The hard questions are no doubt still to come. It is by no means clear yet whether the purpose of the Bali bombings was to attack Australia specifically, or to strike against pleasure-seeking Westerners in general, or whether it was, in fact, primarily aimed at destabilising Indonesia's fledgling democracy and had little to do with Australia at all. Only once the causes of the bombing become more apparent will it be possible to discern some kind of Australian response. Already, though, frustrations and anger are beginning to manifest themselves. Letter-writers in the big metropolitan newspapers – not, for the moment, backed up by professional politicians – have accused John Howard, the Prime Minister, of bringing the disaster upon Australia by allying himself too closely with George W Bush in the war on terrorism. Relatives of the victims in Bali have railed against the inefficiency of the Indonesian authorities in identifying bodies and returning them to their families. They have had scant patience for the reality that the Indonesians run Indonesia; some of their comments suggest that they think the Australian police and medical services should simply take over – an understandable emotional reaction that nevertheless harbours a rather patronising attitude to their immensely complex, immensely delicate neighbour to the north.

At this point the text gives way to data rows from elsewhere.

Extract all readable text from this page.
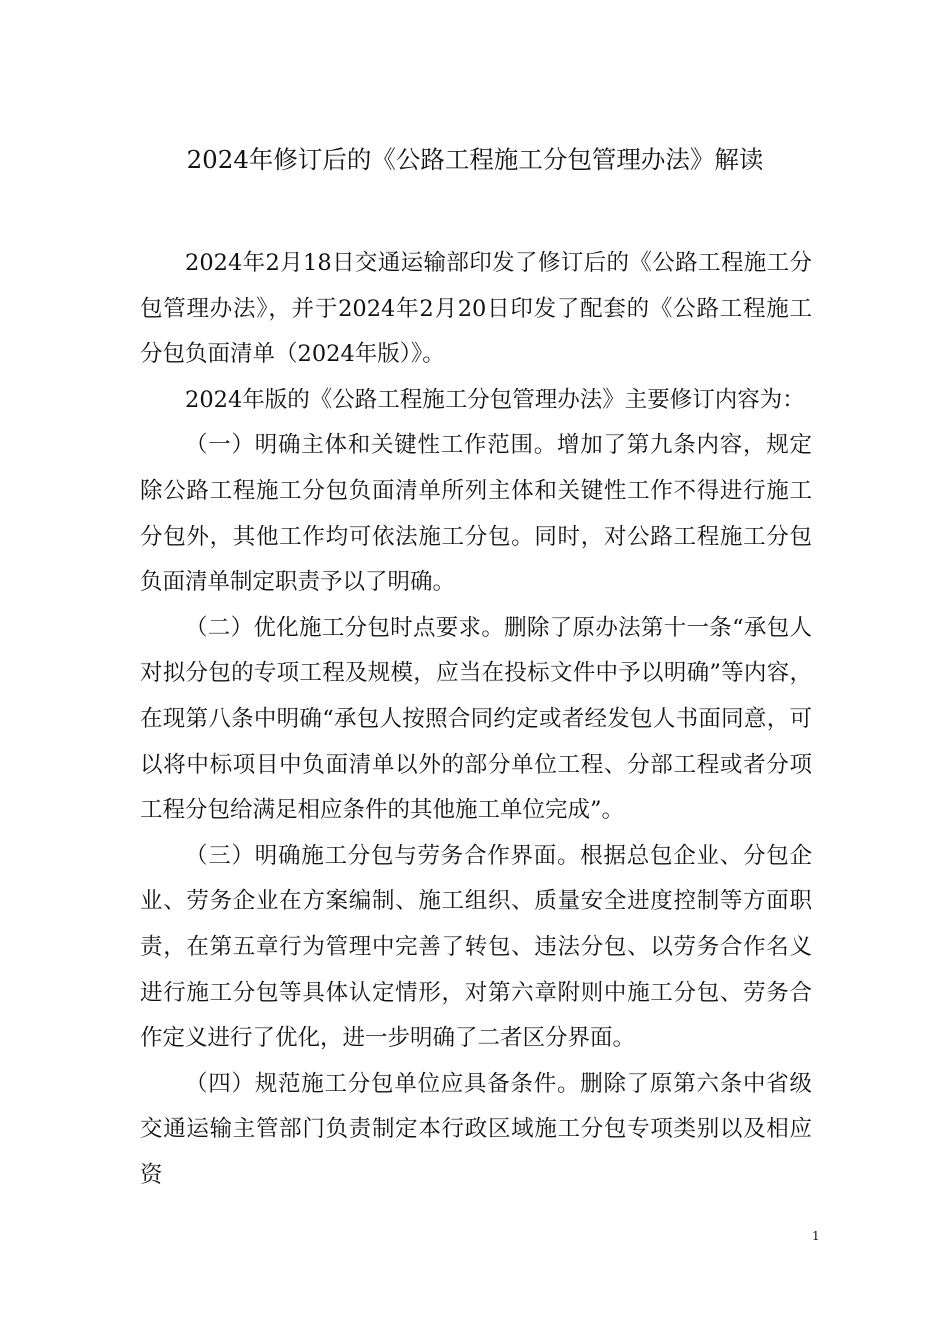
2024年修订后的《公路工程施工分包管理办法》解读

2024年2月18日交通运输部印发了修订后的《公路工程施工分包管理办法》，并于2024年2月20日印发了配套的《公路工程施工分包负面清单（2024年版）》。

2024年版的《公路工程施工分包管理办法》主要修订内容为：

（一）明确主体和关键性工作范围。增加了第九条内容，规定除公路工程施工分包负面清单所列主体和关键性工作不得进行施工分包外，其他工作均可依法施工分包。同时，对公路工程施工分包负面清单制定职责予以了明确。

（二）优化施工分包时点要求。删除了原办法第十一条“承包人对拟分包的专项工程及规模，应当在投标文件中予以明确”等内容，在现第八条中明确“承包人按照合同约定或者经发包人书面同意，可以将中标项目中负面清单以外的部分单位工程、分部工程或者分项工程分包给满足相应条件的其他施工单位完成”。

（三）明确施工分包与劳务合作界面。根据总包企业、分包企业、劳务企业在方案编制、施工组织、质量安全进度控制等方面职责，在第五章行为管理中完善了转包、违法分包、以劳务合作名义进行施工分包等具体认定情形，对第六章附则中施工分包、劳务合作定义进行了优化，进一步明确了二者区分界面。

（四）规范施工分包单位应具备条件。删除了原第六条中省级交通运输主管部门负责制定本行政区域施工分包专项类别以及相应资

1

The reactions of ordinary Australians reflect the task ahead for Australia's political leaders. They have to somehow prevent future attacks on their citizens – either in Indonesia or, God forbid, at home – without upsetting the precarious balance that has kept Indonesia's civilian government in power for the past four years. They have to keep Australia plugged into the world system, but also ensure that the dysfunctions of that world system do not rebound viciously on them.

"Australians," David Marr says, " are not used in any way to seeing themselves as objects of hate and violence. It's not part of our culture. We don't suffer from the patriotic paranoia that seems to drive the Americans. We expect everyone will either like us or ignore us, but fundamentally leave us alone." Is all that about to change? "I don't believe countries change all that much," Marr replies. That, though, is just his gut feeling. Any more shocks to the system like the Bali bomb- ing, and all certainties about Australia's innocence and likeability could simply fly out of the window.